Cela n'a jamais été le cas en championnat, pourquoi en irait-il autrement en Coupe ? En plus, Darcheville, seul attaquant dans le 4-2-3-1 adopté par Ricardo, est dans un jour sans. Il dévisse deux frappes et voit son tir à huit mètres du but vide, dégagé sur la ligne par Bertrand (14e).
Résistance parisienne.
Pour autant, les pros ont le monopole du ballon et la direction du jeu en main. Pour une très faible rentabilité. Hormis une envolée sur un centre de Faubert, Maté, le portier landais de Sannois-Saint-Gratien, n'a eu aucun arrêt décisif à accomplir. C'est tout dire. On se dirige vers la pause les yeux-mi-ouverts lorsque Quintin et Pierre Planus se rappelent aux bons souvenirs de leur ancien club. Un but, voilà sûrement ce qu'il fallait à ce match pour lui faire prendre une toute autre ampleur.
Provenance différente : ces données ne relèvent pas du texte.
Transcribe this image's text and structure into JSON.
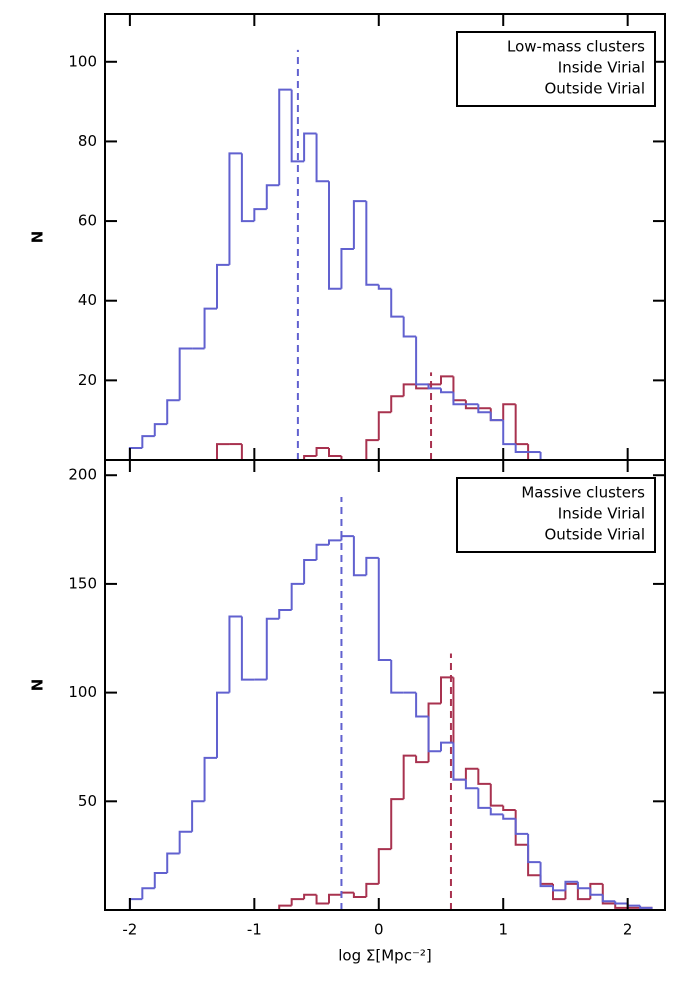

Après une mi-temps passée à trottiner, les Girondins, à coup sûr sermonnés par leur entraîneur, sortent enfin les mains des poches et les chaussures des boîtes. Même s'il faut une grosse occasion de Quintin (53e) obligeant Roux à une parade décisive pour piquer au vif l'orgueil de ce onze bordelais.
Plus de rythme, d'intensité et de percussion condamnent alors les banlieusards parisiens à faire de la résistance. En cinq minutes, les hommes de Ricardo se créent trois occasions nettes. Sans réussite. Maté repousse un tir puissant de Faubert (54e), Mahamat détourne sur sa ligne une tête à bout portant de Beto (56e) et Maté est tout heureux de suivre du regard une frappe de Fernando, hors du cadre (59e).
Beto surgit et marque.
Ricardo lance alors un deuxième attaquant. Perea vient soutenir Darcheville. Bordeaux change de dispositif et revient au 4-4-2. On se dit que seul un coup de pied arrêté peut permettre aux locaux d'égaliser. La preuve. Un corner tiré par Smicer, une tête de Marange dans le paquet et Beto, d'une fine déviation, se transforme en buteur providentiel (68e).
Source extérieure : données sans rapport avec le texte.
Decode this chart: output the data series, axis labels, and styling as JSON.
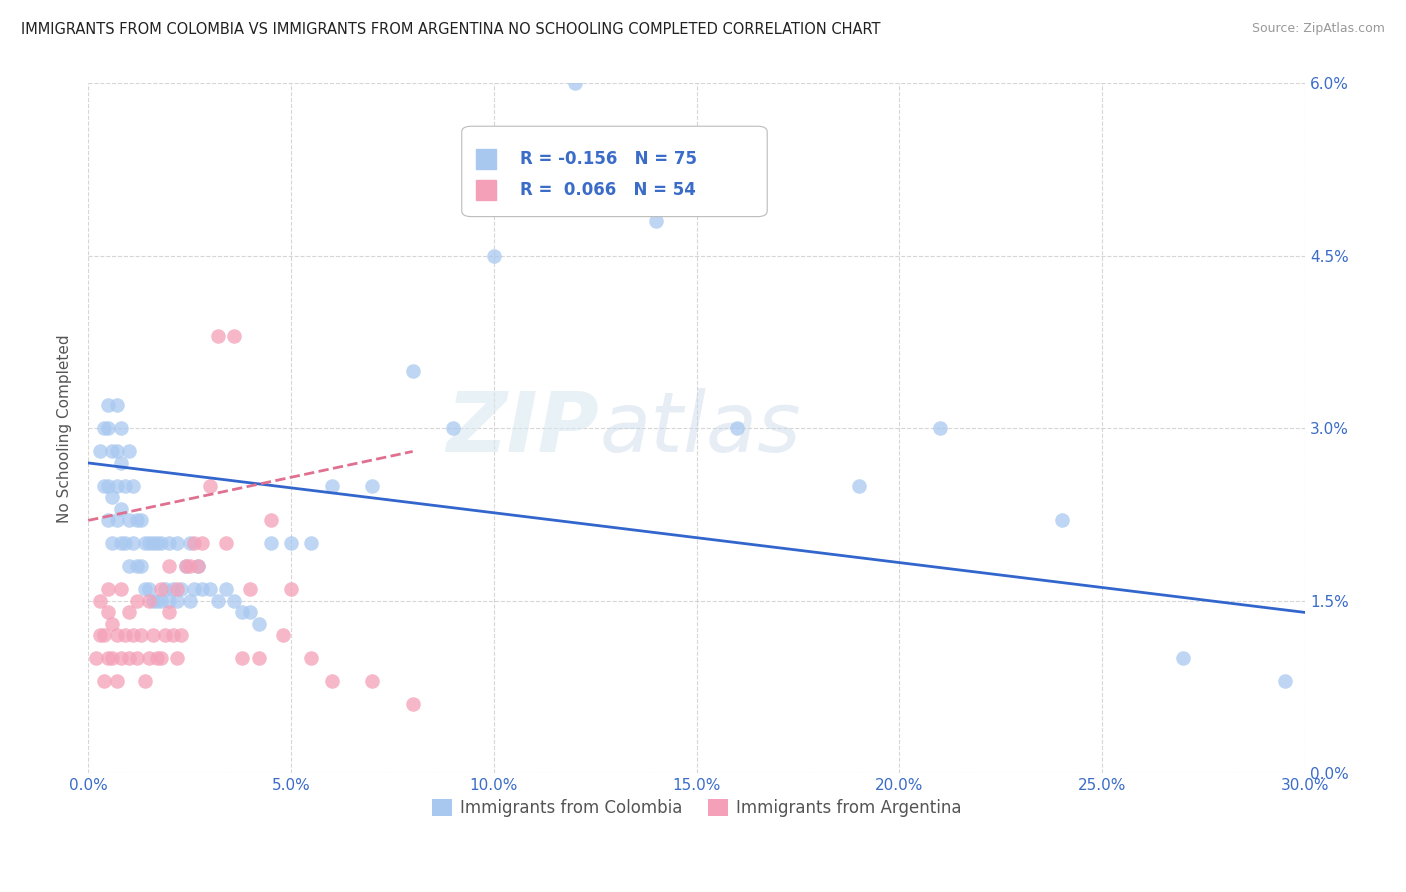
{
  "title": "IMMIGRANTS FROM COLOMBIA VS IMMIGRANTS FROM ARGENTINA NO SCHOOLING COMPLETED CORRELATION CHART",
  "source": "Source: ZipAtlas.com",
  "xlabel_ticks": [
    "0.0%",
    "5.0%",
    "10.0%",
    "15.0%",
    "20.0%",
    "25.0%",
    "30.0%"
  ],
  "xlabel_vals": [
    0.0,
    0.05,
    0.1,
    0.15,
    0.2,
    0.25,
    0.3
  ],
  "ylabel_ticks": [
    "0.0%",
    "1.5%",
    "3.0%",
    "4.5%",
    "6.0%"
  ],
  "ylabel_vals": [
    0.0,
    0.015,
    0.03,
    0.045,
    0.06
  ],
  "ylabel_label": "No Schooling Completed",
  "xlim": [
    0.0,
    0.3
  ],
  "ylim": [
    0.0,
    0.06
  ],
  "colombia_color": "#A8C8F0",
  "argentina_color": "#F4A0B8",
  "colombia_R": -0.156,
  "colombia_N": 75,
  "argentina_R": 0.066,
  "argentina_N": 54,
  "colombia_line_color": "#3366CC",
  "argentina_line_color": "#E07090",
  "background_color": "#FFFFFF",
  "grid_color": "#CCCCCC",
  "watermark": "ZIPatlas",
  "colombia_label": "Immigrants from Colombia",
  "argentina_label": "Immigrants from Argentina",
  "colombia_x": [
    0.003,
    0.004,
    0.004,
    0.005,
    0.005,
    0.005,
    0.005,
    0.006,
    0.006,
    0.006,
    0.007,
    0.007,
    0.007,
    0.007,
    0.008,
    0.008,
    0.008,
    0.008,
    0.009,
    0.009,
    0.01,
    0.01,
    0.01,
    0.011,
    0.011,
    0.012,
    0.012,
    0.013,
    0.013,
    0.014,
    0.014,
    0.015,
    0.015,
    0.016,
    0.016,
    0.017,
    0.017,
    0.018,
    0.018,
    0.019,
    0.02,
    0.02,
    0.021,
    0.022,
    0.022,
    0.023,
    0.024,
    0.025,
    0.025,
    0.026,
    0.027,
    0.028,
    0.03,
    0.032,
    0.034,
    0.036,
    0.038,
    0.04,
    0.042,
    0.045,
    0.05,
    0.055,
    0.06,
    0.07,
    0.08,
    0.09,
    0.1,
    0.12,
    0.14,
    0.16,
    0.19,
    0.21,
    0.24,
    0.27,
    0.295
  ],
  "colombia_y": [
    0.028,
    0.025,
    0.03,
    0.022,
    0.025,
    0.03,
    0.032,
    0.02,
    0.024,
    0.028,
    0.022,
    0.025,
    0.028,
    0.032,
    0.02,
    0.023,
    0.027,
    0.03,
    0.02,
    0.025,
    0.018,
    0.022,
    0.028,
    0.02,
    0.025,
    0.018,
    0.022,
    0.018,
    0.022,
    0.016,
    0.02,
    0.016,
    0.02,
    0.015,
    0.02,
    0.015,
    0.02,
    0.015,
    0.02,
    0.016,
    0.015,
    0.02,
    0.016,
    0.015,
    0.02,
    0.016,
    0.018,
    0.015,
    0.02,
    0.016,
    0.018,
    0.016,
    0.016,
    0.015,
    0.016,
    0.015,
    0.014,
    0.014,
    0.013,
    0.02,
    0.02,
    0.02,
    0.025,
    0.025,
    0.035,
    0.03,
    0.045,
    0.06,
    0.048,
    0.03,
    0.025,
    0.03,
    0.022,
    0.01,
    0.008
  ],
  "argentina_x": [
    0.002,
    0.003,
    0.003,
    0.004,
    0.004,
    0.005,
    0.005,
    0.005,
    0.006,
    0.006,
    0.007,
    0.007,
    0.008,
    0.008,
    0.009,
    0.01,
    0.01,
    0.011,
    0.012,
    0.012,
    0.013,
    0.014,
    0.015,
    0.015,
    0.016,
    0.017,
    0.018,
    0.018,
    0.019,
    0.02,
    0.02,
    0.021,
    0.022,
    0.022,
    0.023,
    0.024,
    0.025,
    0.026,
    0.027,
    0.028,
    0.03,
    0.032,
    0.034,
    0.036,
    0.038,
    0.04,
    0.042,
    0.045,
    0.048,
    0.05,
    0.055,
    0.06,
    0.07,
    0.08
  ],
  "argentina_y": [
    0.01,
    0.012,
    0.015,
    0.008,
    0.012,
    0.01,
    0.014,
    0.016,
    0.01,
    0.013,
    0.008,
    0.012,
    0.01,
    0.016,
    0.012,
    0.01,
    0.014,
    0.012,
    0.01,
    0.015,
    0.012,
    0.008,
    0.01,
    0.015,
    0.012,
    0.01,
    0.01,
    0.016,
    0.012,
    0.014,
    0.018,
    0.012,
    0.01,
    0.016,
    0.012,
    0.018,
    0.018,
    0.02,
    0.018,
    0.02,
    0.025,
    0.038,
    0.02,
    0.038,
    0.01,
    0.016,
    0.01,
    0.022,
    0.012,
    0.016,
    0.01,
    0.008,
    0.008,
    0.006
  ]
}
Rejointes à la marque et conscientes de la menace d'un doublé rapide, les troupes de Laurent Croci se décident enfin à oser et à sortir plus souvent de leur camp. Seule solution pour éviter l'axphyxie. On se dirige vers la prolongation lorsqu'un coup franc, sur le côté droit, est joué à deux. Jemmali centre et Beto surgit encore pour inscrire de la tête le but de la victoire (84e).
Incroyable dénouement ! Oui, ses partenaires peuvent remercier Beto, leur sauveur.